Jesse Ventura Awarded $1.8 Million Dollars in Defamation Case

St. Paul, MN- After a two year fight, former Minnesota Governor and television host Jesse Ventura has been awarded $1.8 million dollars in his defamation case against the estate of sniper and best selling author Chris Kyle. Kyle, who was regarded as the deadliest sniper in U.S. military history had claimed in his book, “American Sniper” that he had punched out Ventura in a Los Angeles bar for bad-mouthing Navy SEALs.

The story, which was published in Kyle’s memoir, claimed that he punched Ventura in California in 2006 after Ventura said the SEALs “deserved to lose a few” in Iraq. Ventura disputed that the confrontation, including the punch, ever happened.

In “American Sniper” Kyle does not recount the incident by naming Ventura. The section recounts an October 2006 confrontation that Chris Kyle said he had at a bar in Coronado, California, with a man called “Scruff Face.” It was in promotional interviews where Kyle identified the man as Ventura, who was in Coronado for a SEAL reunion and graduation ceremony. Kyle was at the bar for a wake for a fallen SEAL.
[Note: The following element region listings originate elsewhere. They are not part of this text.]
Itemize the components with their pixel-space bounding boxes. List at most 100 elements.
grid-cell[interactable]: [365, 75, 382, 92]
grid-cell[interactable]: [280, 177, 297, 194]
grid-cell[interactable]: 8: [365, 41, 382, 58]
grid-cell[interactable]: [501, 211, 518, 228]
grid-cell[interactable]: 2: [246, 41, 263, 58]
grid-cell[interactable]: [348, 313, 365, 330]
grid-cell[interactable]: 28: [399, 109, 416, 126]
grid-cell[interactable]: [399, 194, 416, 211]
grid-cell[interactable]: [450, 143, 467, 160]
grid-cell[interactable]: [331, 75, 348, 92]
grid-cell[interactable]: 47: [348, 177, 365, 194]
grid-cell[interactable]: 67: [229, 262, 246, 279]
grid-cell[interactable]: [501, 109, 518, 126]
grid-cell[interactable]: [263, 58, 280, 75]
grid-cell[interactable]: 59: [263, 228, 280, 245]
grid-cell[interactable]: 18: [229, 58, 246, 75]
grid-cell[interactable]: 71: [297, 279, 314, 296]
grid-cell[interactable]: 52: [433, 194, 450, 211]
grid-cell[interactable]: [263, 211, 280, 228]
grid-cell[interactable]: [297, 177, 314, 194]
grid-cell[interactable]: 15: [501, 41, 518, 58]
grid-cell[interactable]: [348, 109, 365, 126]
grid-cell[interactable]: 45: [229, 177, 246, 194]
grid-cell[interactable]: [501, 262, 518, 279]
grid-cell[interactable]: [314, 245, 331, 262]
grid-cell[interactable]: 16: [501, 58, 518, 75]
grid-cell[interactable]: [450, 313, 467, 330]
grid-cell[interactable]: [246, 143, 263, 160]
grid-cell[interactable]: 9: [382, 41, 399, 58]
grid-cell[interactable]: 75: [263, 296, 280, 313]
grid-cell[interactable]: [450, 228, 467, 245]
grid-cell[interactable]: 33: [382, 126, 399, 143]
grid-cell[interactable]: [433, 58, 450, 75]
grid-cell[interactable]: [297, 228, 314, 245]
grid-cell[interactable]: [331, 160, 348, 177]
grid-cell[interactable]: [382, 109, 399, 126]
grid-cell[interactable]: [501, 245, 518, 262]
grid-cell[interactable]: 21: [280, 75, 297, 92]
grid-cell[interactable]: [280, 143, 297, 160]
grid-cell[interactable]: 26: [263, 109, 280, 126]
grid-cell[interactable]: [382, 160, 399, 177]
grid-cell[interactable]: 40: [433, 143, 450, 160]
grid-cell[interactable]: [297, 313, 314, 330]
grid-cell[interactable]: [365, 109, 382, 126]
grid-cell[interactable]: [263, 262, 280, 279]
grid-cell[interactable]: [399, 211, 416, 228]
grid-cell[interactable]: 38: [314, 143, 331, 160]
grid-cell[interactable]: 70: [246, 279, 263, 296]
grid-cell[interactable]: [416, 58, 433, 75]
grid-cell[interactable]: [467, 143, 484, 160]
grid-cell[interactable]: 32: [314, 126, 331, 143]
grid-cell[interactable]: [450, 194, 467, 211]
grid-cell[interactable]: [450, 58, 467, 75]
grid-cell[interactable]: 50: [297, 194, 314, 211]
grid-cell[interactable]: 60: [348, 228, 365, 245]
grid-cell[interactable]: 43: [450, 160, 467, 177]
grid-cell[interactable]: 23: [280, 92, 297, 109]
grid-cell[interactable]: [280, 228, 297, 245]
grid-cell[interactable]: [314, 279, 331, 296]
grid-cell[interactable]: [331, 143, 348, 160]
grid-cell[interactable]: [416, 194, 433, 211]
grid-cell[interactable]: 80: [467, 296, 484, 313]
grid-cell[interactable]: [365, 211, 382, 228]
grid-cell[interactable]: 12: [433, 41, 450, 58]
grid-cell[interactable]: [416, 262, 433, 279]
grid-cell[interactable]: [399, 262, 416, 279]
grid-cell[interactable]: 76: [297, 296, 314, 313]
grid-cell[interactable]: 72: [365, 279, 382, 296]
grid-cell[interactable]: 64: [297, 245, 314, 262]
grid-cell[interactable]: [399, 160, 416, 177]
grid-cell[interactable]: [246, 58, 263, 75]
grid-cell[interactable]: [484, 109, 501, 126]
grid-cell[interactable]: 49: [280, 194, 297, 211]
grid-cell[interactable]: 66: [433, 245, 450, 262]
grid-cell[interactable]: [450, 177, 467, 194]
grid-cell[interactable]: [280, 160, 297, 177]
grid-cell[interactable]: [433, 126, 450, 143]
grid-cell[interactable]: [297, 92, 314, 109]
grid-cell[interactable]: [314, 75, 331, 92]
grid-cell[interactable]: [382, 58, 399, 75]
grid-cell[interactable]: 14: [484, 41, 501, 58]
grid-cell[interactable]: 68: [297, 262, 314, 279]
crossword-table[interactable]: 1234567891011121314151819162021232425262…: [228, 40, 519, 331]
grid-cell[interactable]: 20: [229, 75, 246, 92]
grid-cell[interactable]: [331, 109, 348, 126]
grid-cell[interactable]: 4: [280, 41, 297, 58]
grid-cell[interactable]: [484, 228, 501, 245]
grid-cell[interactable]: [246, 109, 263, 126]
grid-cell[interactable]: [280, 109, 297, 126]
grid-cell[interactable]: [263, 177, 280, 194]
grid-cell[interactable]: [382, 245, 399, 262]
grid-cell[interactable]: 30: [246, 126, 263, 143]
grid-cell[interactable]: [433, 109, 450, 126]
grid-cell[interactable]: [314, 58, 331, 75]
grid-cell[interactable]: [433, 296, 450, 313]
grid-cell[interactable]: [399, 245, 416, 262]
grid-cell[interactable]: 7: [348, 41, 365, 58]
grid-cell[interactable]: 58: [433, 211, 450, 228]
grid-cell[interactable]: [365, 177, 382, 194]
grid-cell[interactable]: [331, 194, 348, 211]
Monday, the jury believed a verdict could not be reached. The judge encouraged them to go back and continue to deliberate. Tuesday’s resolution came only after attorneys for both sides agreed to allow a verdict if eight of 10 jurors agreed. The jury awarded Ventura $500,000 for defamation and $1.3 million for unjust enrichment.

At least some of that money will be covered by “American Sniper” publisher HarperCollins’ insurance policy. John Borger, an attorney for Kyle’s estate, said the family would consider an appeal. He also told the Associated Press said the $1.3 million for unjust enrichment will have to come from the book profits.

Chris Kyle was killed last year at a Texas gun range, when another service member suffering from PTSD turned his weapon on Kyle. After the death, Ventura moved forward with the defamation suit against Kyle’s widow, Taya Kyle, as the defendant. She wasn’t in court to hear the verdict.

Ventura was also not present but his attorney, David Bradley Olson, said Ventura felt there were “no real winners in this trial.”

Olsen told the AP, “He’s certainly grateful for the verdict, but his reputation with an entire generation of young SEALs may never be repaired,” Olsen said, adding, “It is a victory in the sense that the jury did tell the world that Chris Kyle’s story is a lie and was a fabrication.”

Ventura’s attorney made the case to jurors that the claims that Ventura believed the SEALS deserved to “lost a few” in Iraq had made him a pariah in the community that mattered most to him — the brotherhood of current and former SEALs.

Borger argued that 11 witnesses presented by the defense told a “compelling and consistent story” that backed Kyle’s account.

Ventura testified that his income as a television personality fell sharply as job offers dried up in the wake of “American Sniper.” Borger said Ventura’s career as an entertainer was in decline well before that.